Back to the Greeco-Roman world, with our newfound peace-of-mind, we take notes from the Stoic handbook to liberation: some things are in our control and others not. Simple yet profound, we learn to change our perspective when we cannot change our predicament. Like dogs tied to a moving cart, we can either walk alongside or be dragged, yet herein lies our ultimate freedom! Perhaps counter-intuitively, freedom is enabled by constraint; we cannot play games without rules.

Finally, we are swept eastward once more to witness the dance of the juxtaposed ancient Chinese philosophies of Confucianism and Taoism. Order and chaos incarnate (or so it would seem), and it appears as if we are in the privileged position to change chaos into order at the whim of sheer willpower. Our mental capacities grant us the power to affect the world around us, and the felt responsibility to affect it wisely ensues. Stewards of the earth, we picture ourselves—its future is in our hands!—but the initially felt pressure is short-lived.

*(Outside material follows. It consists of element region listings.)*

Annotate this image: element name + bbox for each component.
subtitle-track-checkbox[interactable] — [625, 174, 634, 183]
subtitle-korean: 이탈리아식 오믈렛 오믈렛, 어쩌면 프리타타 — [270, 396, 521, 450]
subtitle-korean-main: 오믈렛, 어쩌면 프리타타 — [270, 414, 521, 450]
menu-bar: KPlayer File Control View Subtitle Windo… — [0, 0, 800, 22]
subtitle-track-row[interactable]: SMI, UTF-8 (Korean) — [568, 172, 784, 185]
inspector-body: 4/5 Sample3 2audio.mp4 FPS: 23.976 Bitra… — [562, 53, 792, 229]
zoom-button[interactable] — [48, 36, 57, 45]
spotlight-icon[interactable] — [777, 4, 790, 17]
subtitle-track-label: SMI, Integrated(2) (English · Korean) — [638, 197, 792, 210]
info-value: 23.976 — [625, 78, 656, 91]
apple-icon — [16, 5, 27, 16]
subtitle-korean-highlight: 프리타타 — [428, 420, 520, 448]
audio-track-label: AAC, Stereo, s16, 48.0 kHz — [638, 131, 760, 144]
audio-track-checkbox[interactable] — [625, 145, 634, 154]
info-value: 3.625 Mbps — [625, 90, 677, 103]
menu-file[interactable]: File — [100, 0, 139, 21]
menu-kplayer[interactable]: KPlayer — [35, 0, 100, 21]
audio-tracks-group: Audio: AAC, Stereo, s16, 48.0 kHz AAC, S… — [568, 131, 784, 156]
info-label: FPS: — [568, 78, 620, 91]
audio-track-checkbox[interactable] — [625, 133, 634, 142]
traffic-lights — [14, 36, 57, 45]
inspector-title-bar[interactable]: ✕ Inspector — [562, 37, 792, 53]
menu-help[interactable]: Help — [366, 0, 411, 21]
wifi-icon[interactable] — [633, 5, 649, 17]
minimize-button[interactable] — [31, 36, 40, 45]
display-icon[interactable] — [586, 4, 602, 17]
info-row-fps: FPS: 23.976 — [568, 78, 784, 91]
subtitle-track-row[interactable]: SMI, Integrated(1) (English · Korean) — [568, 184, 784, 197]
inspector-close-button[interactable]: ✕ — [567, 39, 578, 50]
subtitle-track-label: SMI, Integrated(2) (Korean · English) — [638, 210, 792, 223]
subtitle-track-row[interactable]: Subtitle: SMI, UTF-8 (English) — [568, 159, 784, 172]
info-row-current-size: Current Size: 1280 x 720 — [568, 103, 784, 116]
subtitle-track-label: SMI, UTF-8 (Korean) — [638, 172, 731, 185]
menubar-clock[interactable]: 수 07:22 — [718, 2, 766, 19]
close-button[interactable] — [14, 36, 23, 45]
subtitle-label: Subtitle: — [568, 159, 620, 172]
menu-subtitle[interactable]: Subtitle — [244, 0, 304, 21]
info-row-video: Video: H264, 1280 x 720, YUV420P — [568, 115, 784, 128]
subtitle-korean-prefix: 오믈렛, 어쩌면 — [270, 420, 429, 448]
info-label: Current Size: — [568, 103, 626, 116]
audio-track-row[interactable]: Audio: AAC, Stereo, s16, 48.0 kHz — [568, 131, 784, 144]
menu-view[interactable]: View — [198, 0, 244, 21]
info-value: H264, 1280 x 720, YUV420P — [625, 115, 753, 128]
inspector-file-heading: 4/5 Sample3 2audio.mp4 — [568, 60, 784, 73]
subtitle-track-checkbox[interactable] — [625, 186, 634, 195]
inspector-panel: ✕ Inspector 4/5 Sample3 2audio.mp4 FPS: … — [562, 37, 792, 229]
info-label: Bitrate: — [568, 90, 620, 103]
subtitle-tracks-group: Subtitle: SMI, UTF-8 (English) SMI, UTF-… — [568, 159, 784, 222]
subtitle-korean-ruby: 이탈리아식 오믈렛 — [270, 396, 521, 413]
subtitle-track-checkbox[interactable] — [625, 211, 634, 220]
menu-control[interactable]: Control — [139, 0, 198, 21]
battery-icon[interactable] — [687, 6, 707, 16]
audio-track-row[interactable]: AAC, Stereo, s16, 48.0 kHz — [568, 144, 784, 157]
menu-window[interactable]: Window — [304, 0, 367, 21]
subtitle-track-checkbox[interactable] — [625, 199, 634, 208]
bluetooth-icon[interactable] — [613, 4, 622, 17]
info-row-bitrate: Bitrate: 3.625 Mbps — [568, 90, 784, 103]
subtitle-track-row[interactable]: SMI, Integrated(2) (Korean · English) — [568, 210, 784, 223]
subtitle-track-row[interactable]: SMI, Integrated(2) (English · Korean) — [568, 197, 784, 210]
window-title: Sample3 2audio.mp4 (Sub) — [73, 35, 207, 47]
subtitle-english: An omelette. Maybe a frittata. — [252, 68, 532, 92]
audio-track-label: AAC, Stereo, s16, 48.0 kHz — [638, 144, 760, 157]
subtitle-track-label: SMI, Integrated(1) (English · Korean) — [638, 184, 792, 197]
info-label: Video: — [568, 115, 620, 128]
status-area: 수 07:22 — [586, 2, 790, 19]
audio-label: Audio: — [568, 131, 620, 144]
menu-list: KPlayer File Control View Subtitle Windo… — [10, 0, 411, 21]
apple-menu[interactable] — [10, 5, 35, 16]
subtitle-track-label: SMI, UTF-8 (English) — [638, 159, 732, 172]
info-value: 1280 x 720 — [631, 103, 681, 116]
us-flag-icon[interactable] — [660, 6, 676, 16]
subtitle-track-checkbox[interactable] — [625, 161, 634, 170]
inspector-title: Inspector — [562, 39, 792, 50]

Our author would caution us not to take the role too seriously. We become anxious only when we try too hard, and our efforts often backfire, creating more problems than we started with. Olsson, following in the tradition of a wise old boy, advises that we instead practice the art of non-action.

Without saying too much or too little, by the end of the journey our guide shows us that we’re already flowing with wisdom. Whether or not you realize it—that is up to you.